Las Vegas Sun

March 29, 2024

With zinger, Reid hits a sensitive spot

WASHINGTON - Senate Majority Leader Harry Reid added another zinger to his repertoire this week: He called the 49 Senate Republicans "puppets" of the Bush administration.

It didn't sit well.

Nobody likes being called a yes man, particularly among the old guard in the U.S. Senate. Lawmakers pride themselves on the power a single senator has to make a difference.

But Reid couldn't help himself Tuesday when, from one end of Pennsylvania Avenue, the president was scolding Democrats for not getting their work done, while at the other end Senate Republicans were blocking his offer to vote on a key tax issue that needs to be resolved before Congress adjourns.
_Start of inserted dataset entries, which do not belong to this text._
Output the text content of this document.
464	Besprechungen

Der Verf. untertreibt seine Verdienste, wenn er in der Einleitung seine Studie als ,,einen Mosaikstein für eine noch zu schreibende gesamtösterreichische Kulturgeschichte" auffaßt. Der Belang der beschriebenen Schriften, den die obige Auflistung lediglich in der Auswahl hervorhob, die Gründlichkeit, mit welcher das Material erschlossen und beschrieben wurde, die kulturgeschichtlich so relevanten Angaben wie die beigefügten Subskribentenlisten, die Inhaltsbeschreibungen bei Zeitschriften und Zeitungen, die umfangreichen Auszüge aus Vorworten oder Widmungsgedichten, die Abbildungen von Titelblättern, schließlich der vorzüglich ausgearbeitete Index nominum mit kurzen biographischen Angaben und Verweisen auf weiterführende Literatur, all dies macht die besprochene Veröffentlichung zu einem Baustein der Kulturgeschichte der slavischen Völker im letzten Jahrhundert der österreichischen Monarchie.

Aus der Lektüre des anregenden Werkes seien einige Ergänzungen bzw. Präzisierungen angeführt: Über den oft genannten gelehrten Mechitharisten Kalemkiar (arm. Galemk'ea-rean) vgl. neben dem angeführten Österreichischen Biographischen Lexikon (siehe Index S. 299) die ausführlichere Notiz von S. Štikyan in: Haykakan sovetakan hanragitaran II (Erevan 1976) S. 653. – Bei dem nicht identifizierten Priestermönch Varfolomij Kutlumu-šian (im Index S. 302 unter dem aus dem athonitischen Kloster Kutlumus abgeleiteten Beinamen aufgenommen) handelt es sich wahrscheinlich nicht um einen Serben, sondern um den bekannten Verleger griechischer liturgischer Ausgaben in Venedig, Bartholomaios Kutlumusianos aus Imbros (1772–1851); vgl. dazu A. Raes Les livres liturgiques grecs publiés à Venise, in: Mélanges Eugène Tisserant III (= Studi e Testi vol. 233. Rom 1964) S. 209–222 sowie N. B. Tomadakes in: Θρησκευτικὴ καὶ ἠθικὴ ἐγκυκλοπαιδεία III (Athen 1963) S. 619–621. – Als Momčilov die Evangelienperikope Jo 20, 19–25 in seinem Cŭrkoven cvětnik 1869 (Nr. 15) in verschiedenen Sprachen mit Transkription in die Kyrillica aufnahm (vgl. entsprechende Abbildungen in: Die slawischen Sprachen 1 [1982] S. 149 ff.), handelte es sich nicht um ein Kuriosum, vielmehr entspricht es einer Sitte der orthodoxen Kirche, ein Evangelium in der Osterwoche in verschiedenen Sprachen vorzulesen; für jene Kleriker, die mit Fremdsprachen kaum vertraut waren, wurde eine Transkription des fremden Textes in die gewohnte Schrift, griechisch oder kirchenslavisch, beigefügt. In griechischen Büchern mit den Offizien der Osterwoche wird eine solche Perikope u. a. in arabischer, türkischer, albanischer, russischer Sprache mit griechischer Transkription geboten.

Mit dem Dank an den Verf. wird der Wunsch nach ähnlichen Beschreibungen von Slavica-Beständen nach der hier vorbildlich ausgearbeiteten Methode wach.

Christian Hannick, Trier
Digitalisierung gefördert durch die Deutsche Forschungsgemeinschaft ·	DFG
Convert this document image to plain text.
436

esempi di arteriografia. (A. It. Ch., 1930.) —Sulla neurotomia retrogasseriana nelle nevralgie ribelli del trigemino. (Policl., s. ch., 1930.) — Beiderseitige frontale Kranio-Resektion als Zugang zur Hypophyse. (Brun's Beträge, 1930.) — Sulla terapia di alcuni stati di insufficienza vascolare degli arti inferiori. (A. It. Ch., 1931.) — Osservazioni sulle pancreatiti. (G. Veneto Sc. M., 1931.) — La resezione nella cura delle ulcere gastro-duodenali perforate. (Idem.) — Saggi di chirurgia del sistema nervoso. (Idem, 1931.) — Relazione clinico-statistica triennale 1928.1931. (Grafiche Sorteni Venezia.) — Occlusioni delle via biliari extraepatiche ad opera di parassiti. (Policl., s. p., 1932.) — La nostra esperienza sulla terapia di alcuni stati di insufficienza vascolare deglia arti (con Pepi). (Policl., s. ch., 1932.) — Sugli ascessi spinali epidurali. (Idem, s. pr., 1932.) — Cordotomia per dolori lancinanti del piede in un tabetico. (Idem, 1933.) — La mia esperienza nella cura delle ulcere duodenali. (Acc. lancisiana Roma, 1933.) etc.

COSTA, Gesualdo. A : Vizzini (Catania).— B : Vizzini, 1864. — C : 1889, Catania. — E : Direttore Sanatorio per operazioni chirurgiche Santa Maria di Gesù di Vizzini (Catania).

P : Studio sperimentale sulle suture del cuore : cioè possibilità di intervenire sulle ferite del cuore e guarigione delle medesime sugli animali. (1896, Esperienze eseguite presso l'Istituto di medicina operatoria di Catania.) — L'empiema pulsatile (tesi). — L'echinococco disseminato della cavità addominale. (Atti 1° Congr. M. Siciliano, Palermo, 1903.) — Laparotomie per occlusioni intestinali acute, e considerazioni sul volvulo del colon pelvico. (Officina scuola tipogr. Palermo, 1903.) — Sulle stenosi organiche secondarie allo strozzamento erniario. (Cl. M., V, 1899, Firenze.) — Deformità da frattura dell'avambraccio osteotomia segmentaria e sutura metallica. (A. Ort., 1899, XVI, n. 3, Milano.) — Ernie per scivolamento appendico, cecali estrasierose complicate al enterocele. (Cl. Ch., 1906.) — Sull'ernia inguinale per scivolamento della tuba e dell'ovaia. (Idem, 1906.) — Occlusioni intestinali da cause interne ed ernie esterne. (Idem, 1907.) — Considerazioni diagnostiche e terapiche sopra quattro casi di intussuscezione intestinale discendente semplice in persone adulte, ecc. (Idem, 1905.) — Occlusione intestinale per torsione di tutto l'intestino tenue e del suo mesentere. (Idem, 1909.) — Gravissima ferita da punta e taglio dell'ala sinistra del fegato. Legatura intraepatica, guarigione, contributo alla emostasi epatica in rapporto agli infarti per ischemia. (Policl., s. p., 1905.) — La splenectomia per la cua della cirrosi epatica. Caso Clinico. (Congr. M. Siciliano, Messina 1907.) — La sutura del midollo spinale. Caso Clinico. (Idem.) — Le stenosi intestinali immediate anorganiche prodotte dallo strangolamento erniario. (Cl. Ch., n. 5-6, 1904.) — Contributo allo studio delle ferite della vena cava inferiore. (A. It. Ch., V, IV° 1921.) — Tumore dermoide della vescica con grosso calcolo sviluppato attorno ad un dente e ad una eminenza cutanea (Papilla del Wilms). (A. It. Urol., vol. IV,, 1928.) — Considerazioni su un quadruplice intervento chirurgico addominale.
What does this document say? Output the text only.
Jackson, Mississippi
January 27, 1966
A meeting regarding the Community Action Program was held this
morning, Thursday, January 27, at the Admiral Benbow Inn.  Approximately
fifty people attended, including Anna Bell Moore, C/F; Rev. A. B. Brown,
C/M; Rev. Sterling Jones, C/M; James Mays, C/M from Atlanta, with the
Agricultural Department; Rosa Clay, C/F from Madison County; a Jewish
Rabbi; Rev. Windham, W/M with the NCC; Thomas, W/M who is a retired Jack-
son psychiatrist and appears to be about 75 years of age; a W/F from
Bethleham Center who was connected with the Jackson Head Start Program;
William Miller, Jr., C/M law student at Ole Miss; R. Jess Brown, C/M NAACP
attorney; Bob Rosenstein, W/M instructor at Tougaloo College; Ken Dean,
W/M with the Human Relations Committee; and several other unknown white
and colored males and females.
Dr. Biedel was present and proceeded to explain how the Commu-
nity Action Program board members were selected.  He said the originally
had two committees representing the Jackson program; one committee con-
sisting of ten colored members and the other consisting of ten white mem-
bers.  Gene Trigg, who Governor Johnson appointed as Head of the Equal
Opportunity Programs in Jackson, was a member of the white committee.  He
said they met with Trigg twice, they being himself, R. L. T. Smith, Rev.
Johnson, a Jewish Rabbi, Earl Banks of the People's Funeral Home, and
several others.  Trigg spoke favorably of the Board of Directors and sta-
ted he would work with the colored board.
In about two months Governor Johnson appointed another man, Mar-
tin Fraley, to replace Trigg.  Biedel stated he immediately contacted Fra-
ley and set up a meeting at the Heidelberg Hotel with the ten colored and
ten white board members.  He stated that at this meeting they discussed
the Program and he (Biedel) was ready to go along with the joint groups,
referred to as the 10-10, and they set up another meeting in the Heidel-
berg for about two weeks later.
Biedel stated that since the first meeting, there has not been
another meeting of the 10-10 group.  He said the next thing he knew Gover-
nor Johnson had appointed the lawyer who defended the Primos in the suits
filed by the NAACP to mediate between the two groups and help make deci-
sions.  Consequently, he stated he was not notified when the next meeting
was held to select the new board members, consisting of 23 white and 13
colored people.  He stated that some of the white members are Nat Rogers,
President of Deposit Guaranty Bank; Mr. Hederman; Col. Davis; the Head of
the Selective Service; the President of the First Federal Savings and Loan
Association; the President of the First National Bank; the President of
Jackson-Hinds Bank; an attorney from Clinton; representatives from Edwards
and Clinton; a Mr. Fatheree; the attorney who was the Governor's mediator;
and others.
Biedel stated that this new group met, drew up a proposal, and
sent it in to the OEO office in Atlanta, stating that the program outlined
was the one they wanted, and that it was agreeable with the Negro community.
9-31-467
Faced with that scenario, Reid took to the floor and said if Congress is unable to fix the tax loophole in time to protect millions of middle-class American taxpayers, it would be President Bush's fault.

"He is the man who is pulling the strings on the 49 puppets he has here in the Senate," Reid said. "That is too bad for the country."

At least one old-guard senator wasn't going to stand for it.

Republican Arlen Specter of Pennsylvania, among the more maverick of his party's lawmakers, ran through a litany of examples of Republicans' acting independently of Bush this year - from a vote on stem cells to an override of Bush's veto of a water infrastructure bill.

Then Specter hurled back an insult of his own, questioning whether Reid is "up to the job."

In a speech on the floor, Specter said if Reid is trying to get senators to work together, "he doesn't improve his case when he starts calling us puppets."

"I wonder if he is up to the job when he resorts to that kind of a statement, which only furthers the level of rancor and insults and animosity with that kind of an insulting comment," Specter said, suggesting that Reid had violated Rule 19 of the Senate, which says, essentially, that no senator should suggest ill intentions on the part of another.

At this pace, it's going to be a long, last haul before the holiday recess.

The chamber appears hopelessly deadlocked as the days dwindle, with Democrats blocked by Republican procedural hurdles from passing any legislation.

Reid has played hardball this year, and he and Specter have tangled before.

Specter said Reid was being "dictatorial" when the majority leader cut him off this summer following an all-night session on a failed vote to withdraw troops from Iraq. Reid wanted to move on to a new bill.

This week, Specter wanted a response from Reid.

Reid's response, as told to the Sun: "He obviously doesn't like to be called a puppet ... My reaction is he had to come to the floor and defend being a puppet."